El chileno Patricio Guzmán le da una voz al agua que baña las costas de su magnífico y salvaje país, formulando un poético y fuerte "Yo acuso".
Es bastante excepcional que un documental forme parte de la competición berlinesa, pero El botón de nácar es una película bastante excepcional, una obra importante, que merecía reunir muchos esfuerzos, tanto en Chile como en Europa (ya que está coproducida por la española Mediapro y las francesas Atacama Productions y France 3 Cinéma con el apoyo del CNC francés y France Télévisions, Ciné+, la Radio Télévision suisse y la cadena regional alemana WDR.

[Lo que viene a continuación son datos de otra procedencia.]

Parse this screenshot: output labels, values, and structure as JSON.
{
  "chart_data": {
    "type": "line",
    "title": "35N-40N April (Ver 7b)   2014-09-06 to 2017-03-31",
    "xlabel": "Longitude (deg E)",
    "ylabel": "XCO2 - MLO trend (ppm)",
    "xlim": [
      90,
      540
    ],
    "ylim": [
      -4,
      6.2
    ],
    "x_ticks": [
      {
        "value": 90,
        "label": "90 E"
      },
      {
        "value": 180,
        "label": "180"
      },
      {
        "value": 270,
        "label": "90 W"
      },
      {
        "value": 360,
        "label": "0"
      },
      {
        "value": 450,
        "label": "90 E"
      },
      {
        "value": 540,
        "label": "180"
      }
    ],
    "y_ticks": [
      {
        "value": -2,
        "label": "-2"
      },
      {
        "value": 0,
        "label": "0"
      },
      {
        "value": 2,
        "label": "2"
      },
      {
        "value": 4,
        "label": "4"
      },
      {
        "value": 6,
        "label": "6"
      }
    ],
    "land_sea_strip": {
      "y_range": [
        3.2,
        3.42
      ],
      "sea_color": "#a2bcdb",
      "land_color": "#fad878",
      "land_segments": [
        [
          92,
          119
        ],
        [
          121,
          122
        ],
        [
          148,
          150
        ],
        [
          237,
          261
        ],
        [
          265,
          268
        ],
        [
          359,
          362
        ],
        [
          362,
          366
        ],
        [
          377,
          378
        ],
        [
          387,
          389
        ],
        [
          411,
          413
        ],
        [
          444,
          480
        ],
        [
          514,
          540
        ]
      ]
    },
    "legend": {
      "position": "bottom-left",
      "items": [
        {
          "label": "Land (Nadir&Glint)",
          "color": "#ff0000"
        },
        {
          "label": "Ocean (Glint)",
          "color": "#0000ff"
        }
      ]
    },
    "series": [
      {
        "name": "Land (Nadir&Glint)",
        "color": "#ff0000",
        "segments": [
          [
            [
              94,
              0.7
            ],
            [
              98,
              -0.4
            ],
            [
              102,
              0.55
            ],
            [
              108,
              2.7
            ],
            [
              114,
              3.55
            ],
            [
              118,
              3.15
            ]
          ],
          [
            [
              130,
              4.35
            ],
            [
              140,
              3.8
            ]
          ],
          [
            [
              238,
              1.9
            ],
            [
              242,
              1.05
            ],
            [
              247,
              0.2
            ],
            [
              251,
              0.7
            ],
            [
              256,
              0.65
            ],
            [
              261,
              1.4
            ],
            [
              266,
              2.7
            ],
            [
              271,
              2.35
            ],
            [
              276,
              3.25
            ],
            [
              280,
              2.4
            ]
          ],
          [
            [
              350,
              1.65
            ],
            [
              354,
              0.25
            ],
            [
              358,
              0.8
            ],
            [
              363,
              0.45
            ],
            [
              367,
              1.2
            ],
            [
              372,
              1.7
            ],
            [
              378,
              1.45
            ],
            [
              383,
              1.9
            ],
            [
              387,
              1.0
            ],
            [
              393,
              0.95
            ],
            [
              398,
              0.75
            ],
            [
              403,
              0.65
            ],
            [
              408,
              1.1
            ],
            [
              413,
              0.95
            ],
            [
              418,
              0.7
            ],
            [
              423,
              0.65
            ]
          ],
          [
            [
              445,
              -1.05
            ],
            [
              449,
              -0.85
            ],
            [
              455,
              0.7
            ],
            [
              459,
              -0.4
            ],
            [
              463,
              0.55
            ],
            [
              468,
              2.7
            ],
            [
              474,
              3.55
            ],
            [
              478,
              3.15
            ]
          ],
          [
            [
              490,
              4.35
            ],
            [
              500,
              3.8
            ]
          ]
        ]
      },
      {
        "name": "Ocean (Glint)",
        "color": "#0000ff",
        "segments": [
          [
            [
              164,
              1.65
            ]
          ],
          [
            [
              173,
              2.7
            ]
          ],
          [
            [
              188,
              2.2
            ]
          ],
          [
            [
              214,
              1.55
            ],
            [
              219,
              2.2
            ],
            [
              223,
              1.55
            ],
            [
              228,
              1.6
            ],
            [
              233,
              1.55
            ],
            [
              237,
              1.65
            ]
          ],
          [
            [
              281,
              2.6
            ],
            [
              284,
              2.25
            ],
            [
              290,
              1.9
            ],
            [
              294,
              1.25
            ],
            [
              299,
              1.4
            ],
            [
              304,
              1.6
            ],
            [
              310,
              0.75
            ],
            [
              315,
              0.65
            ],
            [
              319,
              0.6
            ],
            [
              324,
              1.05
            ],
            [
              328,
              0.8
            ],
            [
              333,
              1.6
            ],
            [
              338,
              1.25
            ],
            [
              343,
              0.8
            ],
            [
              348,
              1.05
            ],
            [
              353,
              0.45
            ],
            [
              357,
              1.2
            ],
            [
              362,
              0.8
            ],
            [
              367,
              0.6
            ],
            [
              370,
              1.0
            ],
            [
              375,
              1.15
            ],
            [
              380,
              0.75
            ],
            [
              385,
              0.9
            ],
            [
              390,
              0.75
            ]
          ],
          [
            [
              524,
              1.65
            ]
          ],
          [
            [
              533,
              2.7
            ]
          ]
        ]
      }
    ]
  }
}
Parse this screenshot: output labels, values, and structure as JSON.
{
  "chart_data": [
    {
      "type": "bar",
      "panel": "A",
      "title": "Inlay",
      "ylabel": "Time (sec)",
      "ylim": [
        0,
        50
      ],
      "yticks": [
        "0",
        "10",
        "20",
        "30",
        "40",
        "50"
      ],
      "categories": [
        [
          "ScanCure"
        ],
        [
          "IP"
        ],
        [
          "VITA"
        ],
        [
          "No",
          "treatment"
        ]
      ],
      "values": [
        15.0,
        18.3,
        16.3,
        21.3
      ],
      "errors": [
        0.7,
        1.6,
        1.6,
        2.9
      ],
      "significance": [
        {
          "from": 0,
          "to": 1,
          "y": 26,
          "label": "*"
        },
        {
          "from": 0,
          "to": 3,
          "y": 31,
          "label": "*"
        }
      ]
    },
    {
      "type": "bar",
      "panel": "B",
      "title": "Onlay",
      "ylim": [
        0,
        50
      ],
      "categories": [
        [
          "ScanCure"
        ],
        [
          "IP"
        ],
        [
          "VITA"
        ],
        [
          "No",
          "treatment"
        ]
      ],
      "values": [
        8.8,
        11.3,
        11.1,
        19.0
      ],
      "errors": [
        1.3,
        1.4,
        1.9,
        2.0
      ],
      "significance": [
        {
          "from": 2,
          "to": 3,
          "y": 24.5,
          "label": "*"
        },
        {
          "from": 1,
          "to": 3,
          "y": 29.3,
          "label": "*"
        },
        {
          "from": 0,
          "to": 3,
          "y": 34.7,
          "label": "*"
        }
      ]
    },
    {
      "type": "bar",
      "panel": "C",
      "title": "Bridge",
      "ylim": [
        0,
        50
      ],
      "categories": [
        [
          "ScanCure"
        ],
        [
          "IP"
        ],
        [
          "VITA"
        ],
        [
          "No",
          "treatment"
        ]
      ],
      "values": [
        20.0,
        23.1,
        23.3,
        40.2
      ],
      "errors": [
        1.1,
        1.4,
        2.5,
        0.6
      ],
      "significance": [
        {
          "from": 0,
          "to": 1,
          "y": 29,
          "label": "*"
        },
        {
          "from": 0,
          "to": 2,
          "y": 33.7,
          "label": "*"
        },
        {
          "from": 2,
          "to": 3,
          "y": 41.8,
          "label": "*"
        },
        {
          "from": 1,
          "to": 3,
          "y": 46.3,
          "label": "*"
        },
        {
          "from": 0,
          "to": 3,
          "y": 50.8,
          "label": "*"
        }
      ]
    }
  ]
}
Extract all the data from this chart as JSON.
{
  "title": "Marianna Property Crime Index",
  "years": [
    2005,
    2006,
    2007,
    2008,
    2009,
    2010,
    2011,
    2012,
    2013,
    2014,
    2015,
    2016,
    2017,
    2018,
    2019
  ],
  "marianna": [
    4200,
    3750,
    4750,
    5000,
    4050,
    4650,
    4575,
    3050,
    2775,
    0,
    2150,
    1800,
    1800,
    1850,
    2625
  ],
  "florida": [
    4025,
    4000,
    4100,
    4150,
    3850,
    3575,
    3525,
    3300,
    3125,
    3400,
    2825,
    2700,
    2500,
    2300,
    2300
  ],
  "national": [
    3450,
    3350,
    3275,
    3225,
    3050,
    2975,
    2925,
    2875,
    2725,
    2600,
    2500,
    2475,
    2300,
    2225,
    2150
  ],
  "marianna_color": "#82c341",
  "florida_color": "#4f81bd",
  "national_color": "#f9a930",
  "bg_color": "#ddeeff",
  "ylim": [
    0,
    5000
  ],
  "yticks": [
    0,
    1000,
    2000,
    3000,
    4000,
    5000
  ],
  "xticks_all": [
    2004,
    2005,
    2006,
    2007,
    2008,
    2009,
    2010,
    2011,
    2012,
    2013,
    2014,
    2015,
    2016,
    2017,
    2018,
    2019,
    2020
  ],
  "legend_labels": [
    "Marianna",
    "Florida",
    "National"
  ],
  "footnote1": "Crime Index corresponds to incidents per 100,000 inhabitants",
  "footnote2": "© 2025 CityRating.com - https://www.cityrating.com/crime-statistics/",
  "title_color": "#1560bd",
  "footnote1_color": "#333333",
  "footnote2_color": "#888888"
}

Fiel al punto de vista de los elementos naturales y del cosmos sobre los que se fundó toda la cultura de los selknam, el pueblo amerindio hoy diezmado que vivía en armonía con la naturaleza chilena, extrema y majestuosa, el veterano documentalista Patricio Guzmán, de 73 años,parte de la idea de que el agua tiene memoria para contarnos la historia de su país y de sus más profundas heridas. Todo guiándonos a través de su voz, con la que el director nos muestra primero, tan de cerca que la imagen casi se convierte en conceptual, y totalmente lírica, un bloque de cuarzo encontrado en el desierto de Chile que contiene una gota de agua milenaria. El agua, que en la escalera del cosmos representa la vida, es tan omnipresente en la película como en Chile, que le debe su mayor frontera, esa en la que la Cordillera de los Andes se cae hacia un magnífico mar helado, golpeando los bloques de hielo cristalino con sus potentes olas.
Acompañado con el ruido de la lluvia –que seguimos también cuando se convierte en copos de nieve en las cimas y se vuelve a fundir, a través de una infinidad de pequeñas perlas inquietas, nunca estáticas–, el autor nos habla de los indígenas, que vivían desnudos en estos gélidos paisajes y trazaban líneas y puntos inmaculados como la nieve en sus pieles morenas. Los indígenas de grandes pies que los colonos (que los llamaban “patagones”) masacraron en medio siglo (a partir de finales del siglo XIX) apropiándose de su mundo, llevando con ellos sus microbios asesinos y terminando por acabar con los selknam al recompensar a los "cazadores de indios" que presentaban órganos de los indígenas abatidos.
Cuando finalizó este genocidio, otra exterminación le siguió a continuación, de la que el mar aún contiene rastros. En los años 1970, bajo la dictadura de Augusto Pinochet, la "Caravana de la Muerte" asesinó a millares e hizo desaparecer a centenas de personas. Hace solo diez años, se descubrió que habían sido atados, muertos o vivos, a raíles colocados en grandes bolsas de plástico que se arrojaron al mar por helicópteros de la armada. De los desaparecidos del centro de detención Villa Grimaldi, tirados al mar, ya no queda rastro alguno que permita identificarlos, o casi, si exceptuamos un botón de nácar incrustado en el óxido de uno de esos horribles raíles, fruto de la acción del agua.
"Si el agua tiene una memoria”, dice el poeta Raúl Zurita, “entonces también se acuerda de eso". En ella vive aún el recuerdo de cada uno de estos indígenas, de cada uno de los desaparecidos de la dictadura, y es por ello que Guzmán ha querido, ahora, darle una voz.